Like a person who thinks of becoming a king without possessing the necessary qualification, when the living entity desires to become the Lord Himself, he is put in a condition of dreamingthat he is a king. Therefore the first sinful will of the living entity is to become the Lord, and the consequent will of the Lord is that the living entity forget his factual life and thus dream of the land of utopia where he may become one like the Lord. The child cries to have the moon from the mother, and the mother gives the child a mirror to satisfy the crying and disturbing child with the reflection of the moon. Similarly, the crying child of the Lord is given over to the reflection, the material world, to lord it over as karmī and to give this up in frustration to become one with the Lord. Both these stages are dreaming illusions only. There is no necessity of tracing out the history of when the living entity desired this. But the fact is that as soon as he desired it, he was put under the control of ātma-māyā by the direction of the Lord. Therefore the living entity in his material condition is dreaming falsely that this is "mine" and this is "I." The dream is that the conditioned soul thinks of his material body as "I" or falsely thinks that he is the Lord and that everything in connection with that material body is "mine." Thus only indream does the misconception of "I" and "mine" persist life after life. This continues life after life, as long as the living entity is not purely conscious of his identity as the subordinate part and parcel of the Lord.

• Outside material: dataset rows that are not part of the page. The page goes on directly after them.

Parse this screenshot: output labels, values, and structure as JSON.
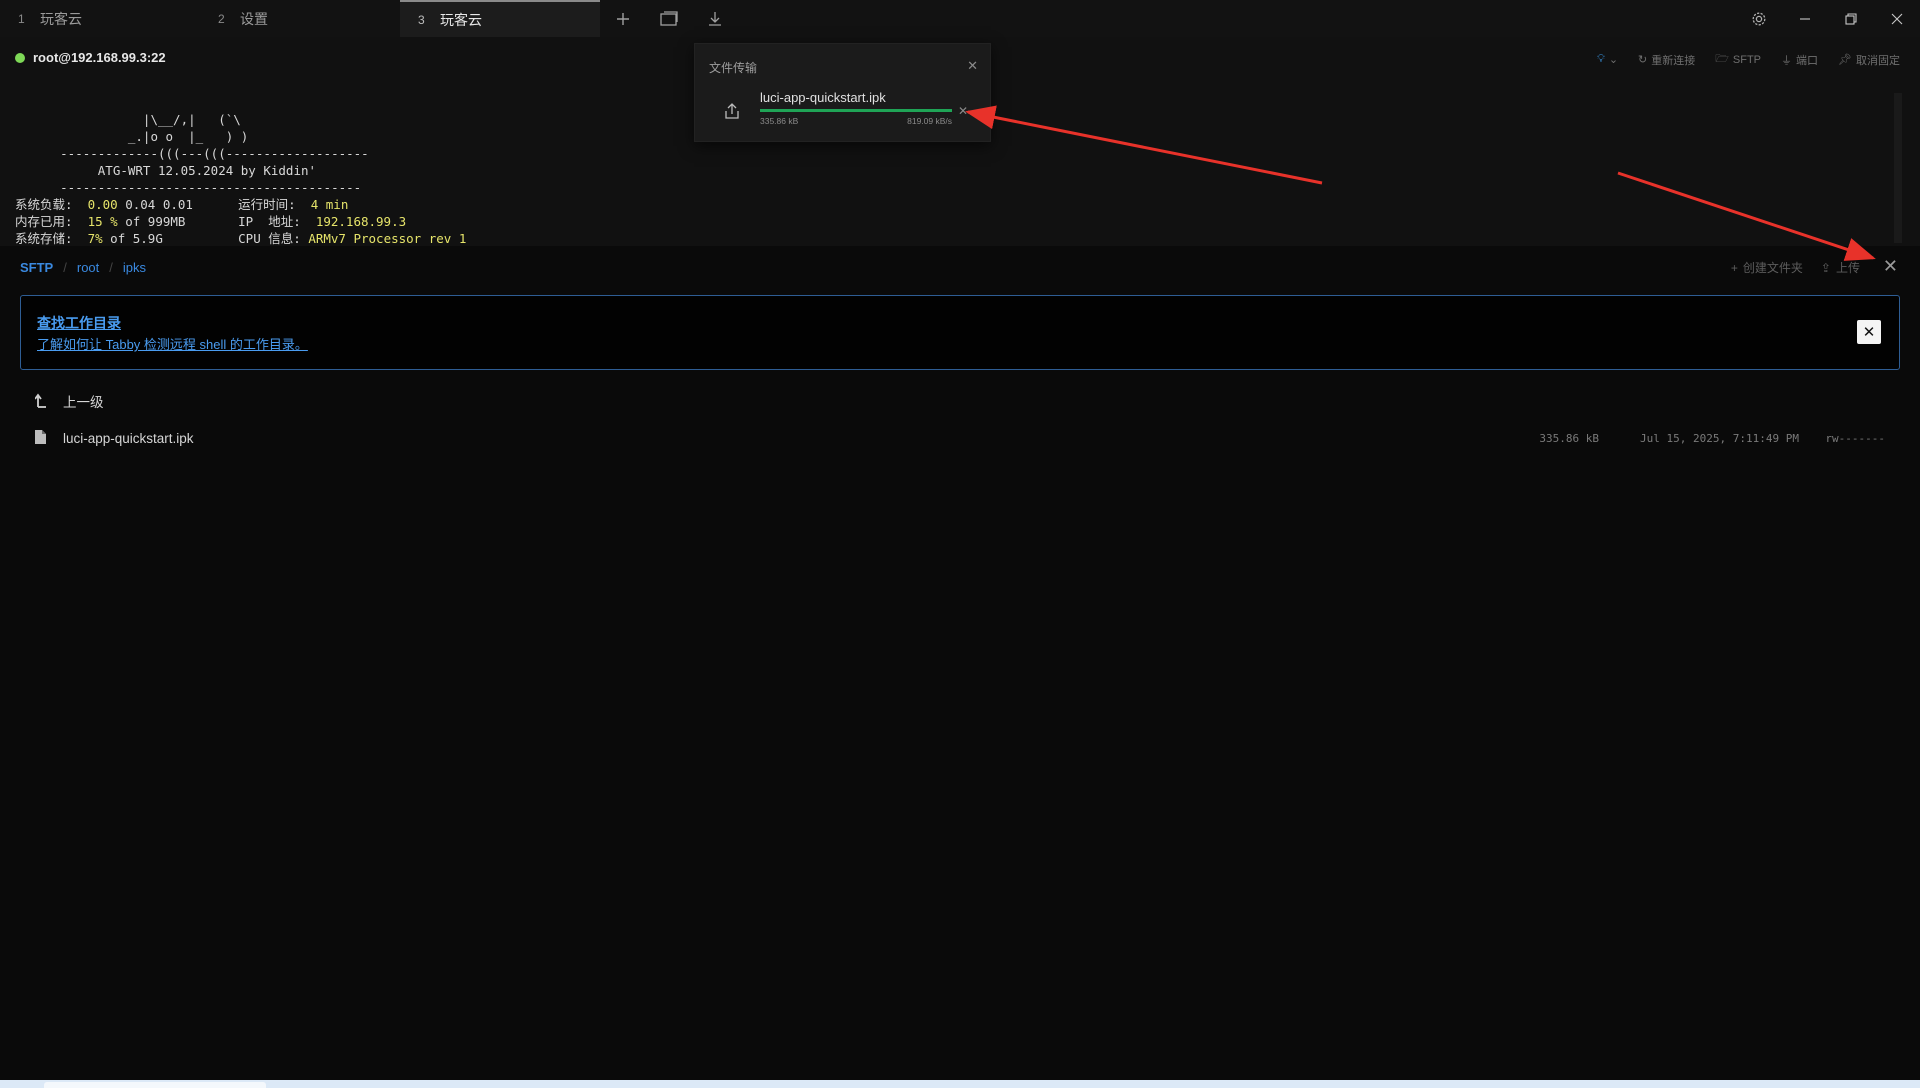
{
  "tabs": [
    {
      "num": "1",
      "label": "玩客云"
    },
    {
      "num": "2",
      "label": "设置"
    },
    {
      "num": "3",
      "label": "玩客云"
    }
  ],
  "terminal": {
    "connection": "root@192.168.99.3:22",
    "tools": {
      "reconnect": "重新连接",
      "sftp": "SFTP",
      "ports": "端口",
      "unpin": "取消固定"
    },
    "banner_lines": [
      "                 |\\__/,|   (`\\",
      "               _.|o o  |_   ) )",
      "      -------------(((---(((-------------------",
      "           ATG-WRT 12.05.2024 by Kiddin'",
      "      ----------------------------------------"
    ],
    "stats": [
      {
        "label": "系统负载:",
        "value_hl": "0.00",
        "value_rest": " 0.04 0.01",
        "label2": "运行时间:",
        "value2": "4 min"
      },
      {
        "label": "内存已用:",
        "value_hl": "15 %",
        "value_rest": " of 999MB",
        "label2": "IP  地址:",
        "value2": "192.168.99.3"
      },
      {
        "label": "系统存储:",
        "value_hl": "7%",
        "value_rest": " of 5.9G",
        "label2": "CPU 信息:",
        "value2": "ARMv7 Processor rev 1"
      }
    ]
  },
  "transfer": {
    "title": "文件传输",
    "file_name": "luci-app-quickstart.ipk",
    "size": "335.86 kB",
    "speed": "819.09 kB/s",
    "progress": 1.0
  },
  "sftp": {
    "breadcrumb": [
      "SFTP",
      "root",
      "ipks"
    ],
    "create_folder": "创建文件夹",
    "upload": "上传",
    "banner": {
      "title": "查找工作目录",
      "text": "了解如何让 Tabby 检测远程 shell 的工作目录。"
    },
    "parent_label": "上一级",
    "files": [
      {
        "name": "luci-app-quickstart.ipk",
        "size": "335.86 kB",
        "date": "Jul 15, 2025, 7:11:49 PM",
        "perm": "rw-------"
      }
    ]
  },
  "colors": {
    "accent": "#3a89e0",
    "progress": "#1fa456",
    "status_ok": "#7ed957",
    "arrow": "#e8322a"
  }
}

In his pure consciousness, however, there is no such misconceived dream, and in that pure conscious state the living entity does not forget that he is never the Lord, but that he is eternally the servitor of the Lord in transcendental love.

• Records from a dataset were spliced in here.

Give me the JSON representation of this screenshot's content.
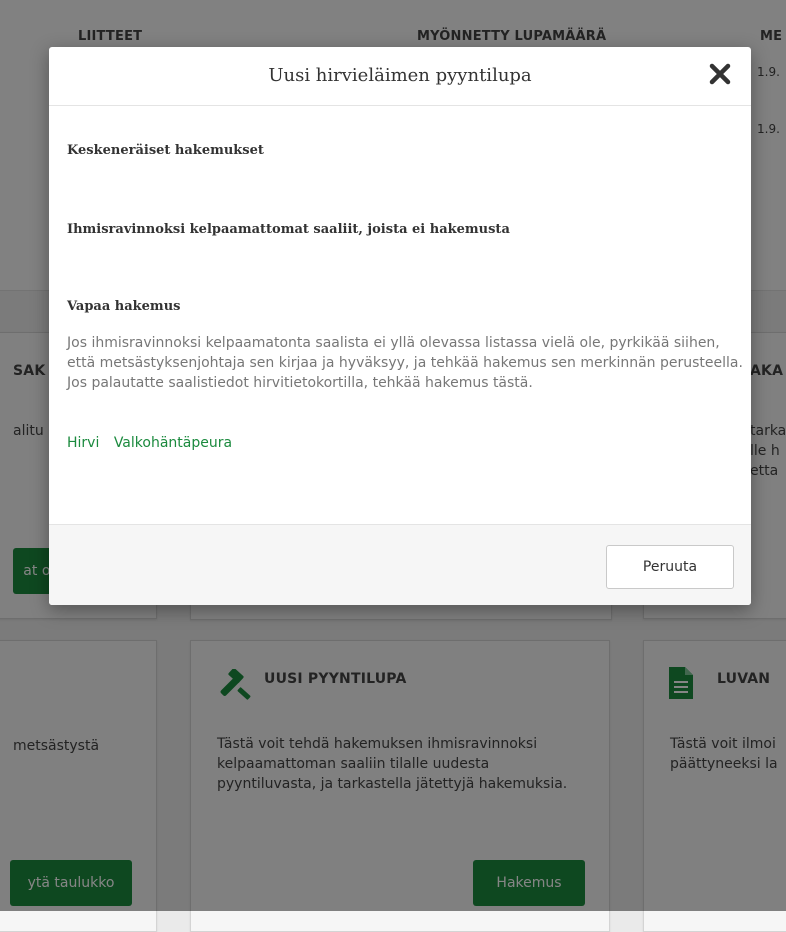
{
  "background": {
    "columns": {
      "attachments": "LIITTEET",
      "granted": "MYÖNNETTY LUPAMÄÄRÄ",
      "third_fragment": "ME"
    },
    "date_fragments": [
      "1.9.",
      "1.9."
    ],
    "left_card": {
      "title_fragment": "SAK",
      "desc_fragment": "alitu",
      "button_fragment": "at os"
    },
    "right_card_top": {
      "title_fragment": "AKA",
      "lines": [
        "tarka",
        "lle h",
        "etta"
      ]
    },
    "bottom_left_card": {
      "desc_fragment": "metsästystä",
      "button_fragment": "ytä taulukko"
    },
    "bottom_middle_card": {
      "title": "UUSI PYYNTILUPA",
      "desc": "Tästä voit tehdä hakemuksen ihmisravinnoksi kelpaamattoman saaliin tilalle uudesta pyyntiluvasta, ja tarkastella jätettyjä hakemuksia.",
      "button": "Hakemus"
    },
    "bottom_right_card": {
      "title_fragment": "LUVAN",
      "lines": [
        "Tästä voit ilmoi",
        "päättyneeksi la"
      ]
    }
  },
  "modal": {
    "title": "Uusi hirvieläimen pyyntilupa",
    "sections": {
      "incomplete": "Keskeneräiset hakemukset",
      "unfit_catch": "Ihmisravinnoksi kelpaamattomat saaliit, joista ei hakemusta",
      "free_application": "Vapaa hakemus"
    },
    "free_application_text": "Jos ihmisravinnoksi kelpaamatonta saalista ei yllä olevassa listassa vielä ole, pyrkikää siihen, että metsästyksenjohtaja sen kirjaa ja hyväksyy, ja tehkää hakemus sen merkinnän perusteella. Jos palautatte saalistiedot hirvitietokortilla, tehkää hakemus tästä.",
    "links": {
      "moose": "Hirvi",
      "white_tailed_deer": "Valkohäntäpeura"
    },
    "cancel": "Peruuta"
  },
  "colors": {
    "accent_green": "#1b8a3e",
    "overlay": "rgba(0,0,0,0.48)"
  }
}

(Srimad Bhagavatam----2:9:1----purport).

Similarly, a living entity desiring to get the body of a demigod in a higher planet can also get it by the grace of the Lord. And if he is intelligent enough, he can desire to get a spiritual body to enjoy the company of the Lord, and he will get it. So the minute freedom of the living entity can be fully utilized, and the Lord is so kind that He will award the living entity the same type of body he desires. The living entity's desiring is like dreaming of a golden mountain. A person knows what a mountain is, and he knows also what gold is. Out of his desire only, he dreams of a golden mountain, and when the dream is over he sees something else in his presence. He finds in his awakened state that there is neither gold nor a mountain, and what to speak of a golden mountain.

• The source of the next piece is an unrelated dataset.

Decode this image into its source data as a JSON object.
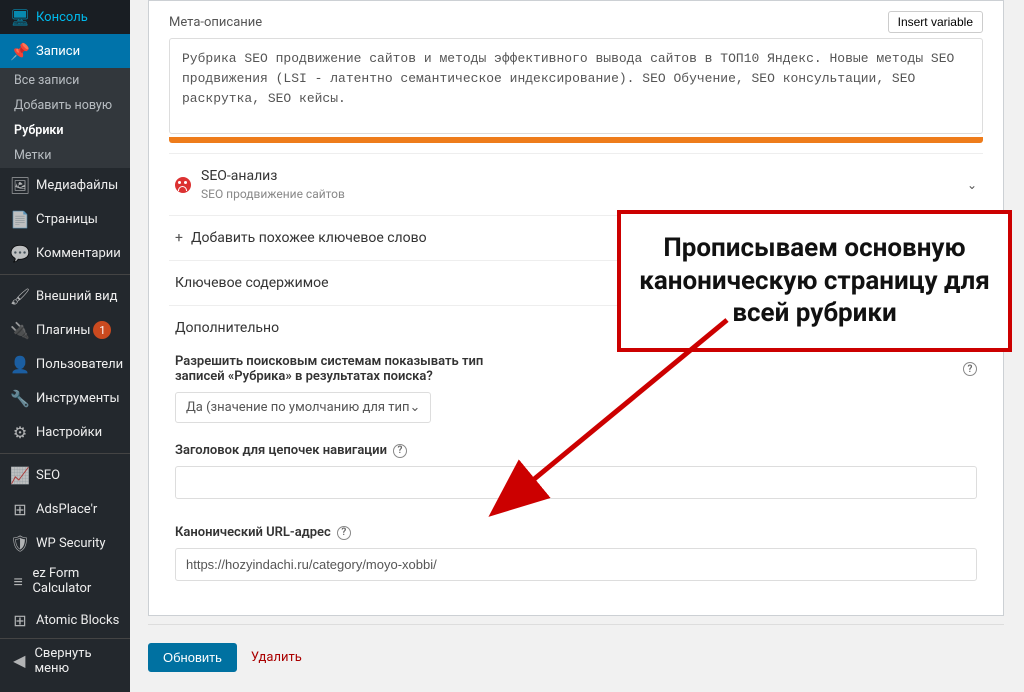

(Srimad Bhagavatam----2:9:2----purport).

In conditioned life the living entity is subjected to the influence of time in the dream of past, present and future. The mental speculator tries to conquer the influence of time by future speculations of becoming Vāsudeva or the Supreme Lord himself by means of culturing knowledge and conquering over ego. But the process is not perfect. The perfect process is to accept Lord Vāsudeva as the Supreme in everything, and the best perfection in culturing knowledge is to surrender unto Him because He is the source of everything. Only in that conception can one get rid of the misconception of I and mine. Both Bhagavad-gītā and the Śrīmad-Bhāgavatam confirm it. Śrīla Vyāsadeva has specifically contributed to the illusioned living entities the science of God and the process of bhakti-yoga in his great literature Śrīmad-Bhāgavatam, and the conditioned soul should fully take advantage of this great science.
(Srimad Bhagavatam----2:9:3----purport).